On Thursday afternoon, Benazir completed her speech well ahead of the sunset deadline that the election commission had set for political rallies. As she was leaving the ground, the suicide bomber struck. Bhutto’s driver tried to drive away following the blast but it is unclear what obstacle came in the way.
After the shooting, Bhutto was rushed to the Rawalpindi General Hospital where she breathed her last. It is believed that she died of excessive bleeding and heart failure.

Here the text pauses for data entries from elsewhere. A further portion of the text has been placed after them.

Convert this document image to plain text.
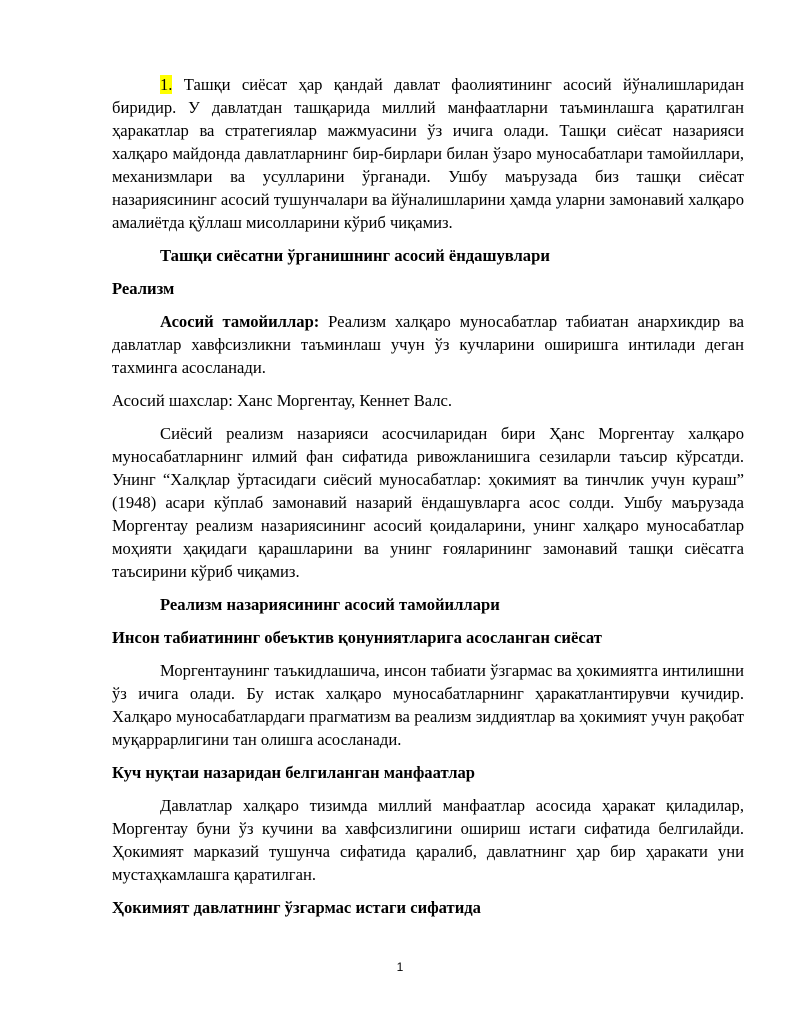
1. Ташқи сиёсат ҳар қандай давлат фаолиятининг асосий йўналишларидан биридир. У давлатдан ташқарида миллий манфаатларни таъминлашга қаратилган ҳаракатлар ва стратегиялар мажмуасини ўз ичига олади. Ташқи сиёсат назарияси халқаро майдонда давлатларнинг бир-бирлари билан ўзаро муносабатлари тамойиллари, механизмлари ва усулларини ўрганади. Ушбу маърузада биз ташқи сиёсат назариясининг асосий тушунчалари ва йўналишларини ҳамда уларни замонавий халқаро амалиётда қўллаш мисолларини кўриб чиқамиз.

Ташқи сиёсатни ўрганишнинг асосий ёндашувлари

Реализм

Асосий тамойиллар: Реализм халқаро муносабатлар табиатан анархикдир ва давлатлар хавфсизликни таъминлаш учун ўз кучларини оширишга интилади деган тахминга асосланади.

Асосий шахслар: Ханс Моргентау, Кеннет Валс.

Сиёсий реализм назарияси асосчиларидан бири Ҳанс Моргентау халқаро муносабатларнинг илмий фан сифатида ривожланишига сезиларли таъсир кўрсатди. Унинг “Халқлар ўртасидаги сиёсий муносабатлар: ҳокимият ва тинчлик учун кураш” (1948) асари кўплаб замонавий назарий ёндашувларга асос солди. Ушбу маърузада Моргентау реализм назариясининг асосий қоидаларини, унинг халқаро муносабатлар моҳияти ҳақидаги қарашларини ва унинг ғояларининг замонавий ташқи сиёсатга таъсирини кўриб чиқамиз.

Реализм назариясининг асосий тамойиллари

Инсон табиатининг обеъктив қонуниятларига асосланган сиёсат

Моргентаунинг таъкидлашича, инсон табиати ўзгармас ва ҳокимиятга интилишни ўз ичига олади. Бу истак халқаро муносабатларнинг ҳаракатлантирувчи кучидир. Халқаро муносабатлардаги прагматизм ва реализм зиддиятлар ва ҳокимият учун рақобат муқаррарлигини тан олишга асосланади.

Куч нуқтаи назаридан белгиланган манфаатлар

Давлатлар халқаро тизимда миллий манфаатлар асосида ҳаракат қиладилар, Моргентау буни ўз кучини ва хавфсизлигини ошириш истаги сифатида белгилайди. Ҳокимият марказий тушунча сифатида қаралиб, давлатнинг ҳар бир ҳаракати уни мустаҳкамлашга қаратилган.

Ҳокимият давлатнинг ўзгармас истаги сифатида

1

In her speech, Bhutto spoke of the risks she faced. “I put my life in danger and came here because I feel this country is in danger. People are worried. We will bring the country out of this crisis,” Bhutto told the rally.
People cried, hugged each other and shouted anti-Musharraf slogans outside the hospital where she died.
Another former prime minister and opposition leader, Nawaz Sharif, said: "My heart is bleeding and I'm as grieved as you are".
Following news of the death, rioting and public disorder broke out in most cities and towns across the country. People attacked shops and burnt cars and petrol stations to vent their anger at the incident. Police went on high alert while President Pervez Musharaf chaired a high-level meeting to assess the situation.
People were asked to stay indoors as chaos was witnessed in many city areas. Mobile phone services in many cities went off air, which also spread panic.
"A major political vacuum has been created," commented Talat Husain, an anchor with a local news channel. Political analysts are speculating as to who will succeed Ms Bhutto as the chairperson of the PPP. "A number of decisions will be taken on Friday after Mr Zardari arrives in Karachi and some plan of action is chalked out," commnented Tahir Hasan Khan, a political correspondent for The News.
The PPP has announced three days of mourning on the death of their leader. Other important personalities injured in the attack include Ms Naheed Khan, the political secretary to Ms Bhutto.